Top
23/09/2023

Türk Siyasetinde Yeni Tehlike: Zenofobik Popülizm

Son yıllarda ekonomik sorunlar ve dezenformasyon başta olmak üzere çeşitli etkenlerin de tetiklemesi neticesinde yabancıları odak alan tartışmalar siyasette yoğunluk kazandı. Öyle ki bu konu, muhalefetin siyasi öncelik listesinde gün geçtikçe yükseldi. Örneğin 2018 seçimlerinde göçmen sorunu yalnızca tali bir konuydu. Ancak 2023 seçimlerinde muhalefetin seçim strateji ve söylemindeki sacayaklarından biri haline geldi.

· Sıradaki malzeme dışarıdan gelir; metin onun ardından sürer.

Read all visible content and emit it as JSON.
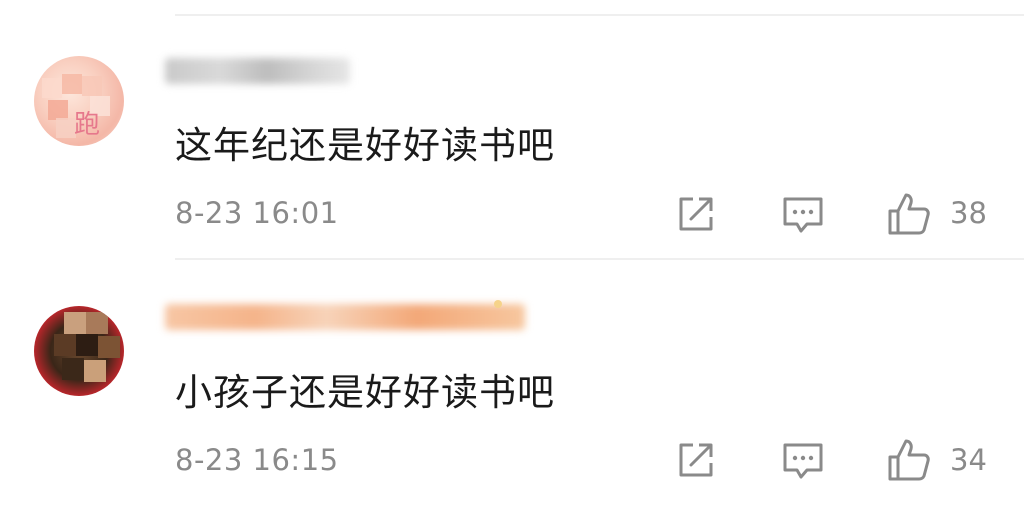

Yerel seçimlere doğru giderken de yabancılar ve göçmenler meselesinin bir numaralı gündem maddesi olacağı, diğer bir ifadeyle muhalefetin yerel seçimlerde zenofobik söylem ve stratejiyi temel alan bir yaklaşım sergileyeceği söylenebilir. Zira mevcut durum ve zenofobik popülizmin zaman içerisinde yakaladığı ivme göz önünde bulundurulduğunda yabancı ve göçmen meselesinin gerek yerel seçimlerde gerekse sonrasında siyasete şekil verecek başlıca dinamiklerden biri olacağı öngörülebilir. Ancak bu gelişme, hem siyasal hem de toplumsal açıdan büyük bir tehlikeyi de bünyesinde barındırmaktadır. O da zenofobik popülizmin tıpkı Avrupa'da olduğu gibi siyasette hakim dinamik haline dönüşmesi ve siyaset kurumunda iyileştirilmesi oldukça zahmetli yapısal arızalar üretmesidir.

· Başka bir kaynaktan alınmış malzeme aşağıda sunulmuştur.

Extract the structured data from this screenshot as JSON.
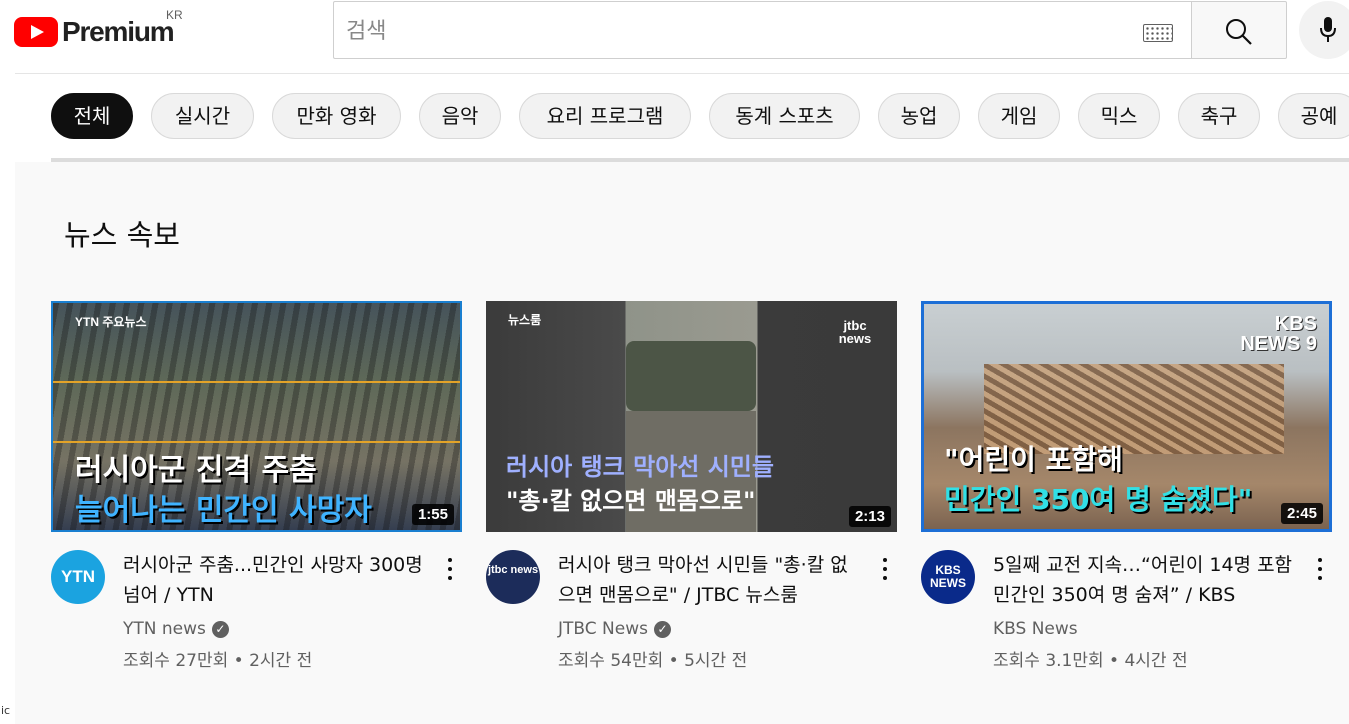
{
  "header": {
    "logo_text": "Premium",
    "region": "KR",
    "search_placeholder": "검색"
  },
  "chips": [
    {
      "label": "전체",
      "active": true
    },
    {
      "label": "실시간"
    },
    {
      "label": "만화 영화"
    },
    {
      "label": "음악"
    },
    {
      "label": "요리 프로그램"
    },
    {
      "label": "동계 스포츠"
    },
    {
      "label": "농업"
    },
    {
      "label": "게임"
    },
    {
      "label": "믹스"
    },
    {
      "label": "축구"
    },
    {
      "label": "공예"
    }
  ],
  "section": {
    "title": "뉴스 속보"
  },
  "videos": [
    {
      "thumb_tag": "YTN 주요뉴스",
      "thumb_line1": "러시아군 진격 주춤",
      "thumb_line2": "늘어나는 민간인 사망자",
      "duration": "1:55",
      "avatar_text": "YTN",
      "title": "러시아군 주춤...민간인 사망자 300명 넘어 / YTN",
      "channel": "YTN news",
      "verified": true,
      "meta": "조회수 27만회 • 2시간 전"
    },
    {
      "thumb_tag": "뉴스룸",
      "thumb_logo": "jtbc news",
      "thumb_line1": "러시아 탱크 막아선 시민들",
      "thumb_line2": "\"총·칼 없으면 맨몸으로\"",
      "duration": "2:13",
      "avatar_text": "jtbc news",
      "title": "러시아 탱크 막아선 시민들 \"총·칼 없으면 맨몸으로\" / JTBC 뉴스룸",
      "channel": "JTBC News",
      "verified": true,
      "meta": "조회수 54만회 • 5시간 전"
    },
    {
      "thumb_logo": "KBS NEWS 9",
      "thumb_line1": "\"어린이 포함해",
      "thumb_line2": "민간인 350여 명 숨졌다\"",
      "duration": "2:45",
      "avatar_text": "KBS NEWS",
      "title": "5일째 교전 지속…“어린이 14명 포함 민간인 350여 명 숨져” / KBS",
      "channel": "KBS News",
      "verified": false,
      "meta": "조회수 3.1만회 • 4시간 전"
    }
  ],
  "stray_text": "ic"
}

Kısaca Türkiye'de Göç Sorunu

Suriye'de yaşanan iç savaş sonrası Türkiye, gerek konumu gerekse sosyo-kültürel ve sosyo-ekonomik benzerlikler sebebiyle Suriyeli göçmenlerin bir numaralı rotası haline geldi. Buna ek olarak Türkiye'nin uyguladığı "açık kapı" politikası da bu durumu pekiştirdi. Sonuç itibarıyla da Türkiye, sığınmacıları da kapsayan ancak bunu aşan bir göç ve göçmen merkezi haline geldi.

Türkiye'nin buradaki en önemli sorunu ise insani bir yaklaşımla dünyada tek olarak kabul edilecek açık kapı politikası ile düzensiz göçü yönetme meselesi oldu. Zira açık kapı politikası ile Suriyeli sığınmacılar yaşamlarını kurtardı. Ancak bunun neticesinde ise Türkiye, geride kalan bazı Suriyeli gruplar ile başta Pakistan, Afganistan ve Afrika olmak üzere çeşitli bölgelerden gelen düzensiz göçün hedefi haline geldi. Bu da hem düzensiz göçü yönetme hem de göçmenlerin entegrasyonu hususunda devletin mevcut imkan ve kapasitesinde ani bir zorlanma yaşanmasına sebep oldu.

Tüm bu gelişmelerin neticesinde Türkiye, insani yaklaşımını sürdürmekle birlikte açık kapı politikasını kısmen kısıtladı ve Suriye'de gönüllü geri dönüşü temel alan bir politikayı benimsedi. Bu doğrultuda Suriye'de Türkiye kontrolü altında olan güvenli bölgelerde yeni yaşam alanları üretildi. Böylelikle gönüllü geri dönüş için uygun ortam hazırlandı. Öte yandan yine söz konusu bölge olası yeni göç dalgalarını karşılayan bir tampon bölge işlevi üstlendi. Aynı zamanda Suriye'den kaynaklı yeni göç dalgalarının engellenmesi ve iç savaşın sonlanarak barışın sağlanması için askeri ve diplomatik hamleler gerçekleştirildi.

Bugün itibarıyla Türkiye'de yaklaşık olarak kayıtlı 5 milyon yabancı göçmen bulunuyor. Düzensiz göç neticesinde Türkiye'ye gelen kayıt dışı göçmenlerin de eklenmesiyle söz konusu sayı biraz daha yükseliyor. Bu durum ise şu anlama geliyor: Türkiye, nüfusunun yüzde 5'ini aşan ve yüzde 10'a yaklaşan bir yabancı göçmen grubuna ev sahipliği yapıyor ve bu göç durumu yalnızca son 10 yılda gerçekleşti. Özetle çok kısa bir zaman aralığında ve çok önemli sayıda yabancı Türkiye'ye geldi.